Mais à présent que l’on ne peut plus revenir là-dessus, ma
fille, fille
de mon cœur, une tache est en train de souiller un bon drap. Ma fille,
par l’âme de ton père qui se trouve en présence de Dieu et lui demande
de t’accorder son pardon, par les cinq plaies, je te demande de laiser
là cet homme, qui finira par te précipiter dans le gouffre de la
perdition, où tu ne trouveras aucun moyen d’échapper à la justice de
Dieu et aux abjections du monde.
– Ma mère, lui répondit sa fille, veuillez me
laisser, parce que je ne suis pas d‘humeur à vous supporter. Vous
auriez pu me servir vos sermons quand il était temps. Il fallait
m’aider à ce moment, maintenant que je suis à cet homme comme si
j’étais sa femme, je serai malheureuse avec lui jusqu’à ma mort.
Voulez-vous savoir ? S’il m’épouse, tant mieux, s’il ne m’épouse pas,
cela revient au même ; ça me va, et ça lui va.

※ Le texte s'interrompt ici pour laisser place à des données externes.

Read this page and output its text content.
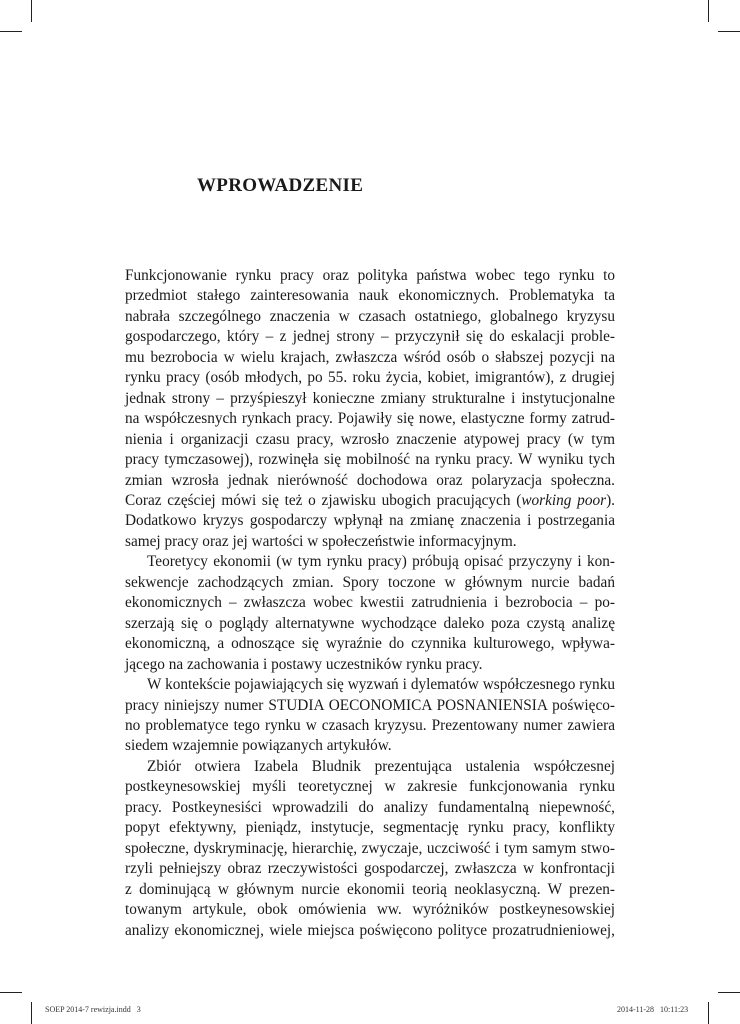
WPROWADZENIE

Funkcjonowanie rynku pracy oraz polityka państwa wobec tego rynku to
przedmiot stałego zainteresowania nauk ekonomicznych. Problematyka ta
nabrała szczególnego znaczenia w czasach ostatniego, globalnego kryzysu
gospodarczego, który – z jednej strony – przyczynił się do eskalacji proble-
mu bezrobocia w wielu krajach, zwłaszcza wśród osób o słabszej pozycji na
rynku pracy (osób młodych, po 55. roku życia, kobiet, imigrantów), z drugiej
jednak strony – przyśpieszył konieczne zmiany strukturalne i instytucjonalne
na współczesnych rynkach pracy. Pojawiły się nowe, elastyczne formy zatrud-
nienia i organizacji czasu pracy, wzrosło znaczenie atypowej pracy (w tym
pracy tymczasowej), rozwinęła się mobilność na rynku pracy. W wyniku tych
zmian wzrosła jednak nierówność dochodowa oraz polaryzacja społeczna.
Coraz częściej mówi się też o zjawisku ubogich pracujących (working poor).
Dodatkowo kryzys gospodarczy wpłynął na zmianę znaczenia i postrzegania
samej pracy oraz jej wartości w społeczeństwie informacyjnym.

Teoretycy ekonomii (w tym rynku pracy) próbują opisać przyczyny i kon-
sekwencje zachodzących zmian. Spory toczone w głównym nurcie badań
ekonomicznych – zwłaszcza wobec kwestii zatrudnienia i bezrobocia – po-
szerzają się o poglądy alternatywne wychodzące daleko poza czystą analizę
ekonomiczną, a odnoszące się wyraźnie do czynnika kulturowego, wpływa-
jącego na zachowania i postawy uczestników rynku pracy.

W kontekście pojawiających się wyzwań i dylematów współczesnego rynku
pracy niniejszy numer STUDIA OECONOMICA POSNANIENSIA poświęco-
no problematyce tego rynku w czasach kryzysu. Prezentowany numer zawiera
siedem wzajemnie powiązanych artykułów.

Zbiór otwiera Izabela Bludnik prezentująca ustalenia współczesnej
postkeynesowskiej myśli teoretycznej w zakresie funkcjonowania rynku
pracy. Postkeynesiści wprowadzili do analizy fundamentalną niepewność,
popyt efektywny, pieniądz, instytucje, segmentację rynku pracy, konflikty
społeczne, dyskryminację, hierarchię, zwyczaje, uczciwość i tym samym stwo-
rzyli pełniejszy obraz rzeczywistości gospodarczej, zwłaszcza w konfrontacji
z dominującą w głównym nurcie ekonomii teorią neoklasyczną. W prezen-
towanym artykule, obok omówienia ww. wyróżników postkeynesowskiej
analizy ekonomicznej, wiele miejsca poświęcono polityce prozatrudnieniowej,

SOEP 2014-7 rewizja.indd   3	2014-11-28   10:11:23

– Ah, ma fille, répondit sa mère, comme tes
discours, aujourd’hui sont différents de ce qu’ils étaient avant que ce
maudit pénètre chez nous. Ah ma fille, tu as complètement perdu la tête
! Ô mon mari ! pardonne-moi, pardonne-moi, tu vois bien que ce n’est
pas ma faute.
La veuve infortunée enfouit sa tête dans ses mains et se
mit à pleurer ; sa fille se mit à chantonner et à rire de l’attitude
douloureuse et pleine de tristesse de sa mère. Elle lui dit ces paroles
insultantes :
– Ô ma mère…Vous voulez savoir… Je ne suis pas
disposée à vous supporter. Si vous voulez rester avec moi, vous vous
contenterez de voir, d’entendre et de vous taire, ce qui est une règle
de savoir-vivre ; si nous ne voulez pas, la rue est large, et le monde
est grand.
– Veux-tu dire par là que tu me mets à la porte ?
N’est-ce pas ce que tu veux me dire ?! demanda la mère.
La veuve, désemparée, pénétrée de raison et d’une juste
colère, s’exclama d’une voix forte :
– Eh bien, tu sauras que, si je t’ai jusqu’à
maintenant traitée comme une mère affectueuse, à partir d’aujourd’hui,
je serai une mère sans complaisance. Dorénavant, si tu revois José
Maria ici, je me plaindrai aux autorités de la commune que cet homme
vient chez moi contre ma volonté, et vous vous retrouverez, toi et lui,
bouclés au Limoeiro, toi, en tant que fille désobéissante, et lui,
comme le séducteur d’une jeune fille qui s’est laissé prendre à ses
discours.
– Qu’est-ce que j’en ai à faire, répliqua sa fille,
d’après la constitution, l’on n’arrête personne pour avoir séduit des
filles, et, par dessus le marché, cela m’a beaucoup plu, c’est tout,
c’est dit.
– Nous verrons, Maria, nous verrons laquelle d’entre
nous l’emportera ! Oh mon Dieu, disait la vieille du fond de son cœur,
faites en sorte que ma fille change d’avis, et se rende compte du
chemin de la perdition, où sa mauvaise étoile l’a jetée.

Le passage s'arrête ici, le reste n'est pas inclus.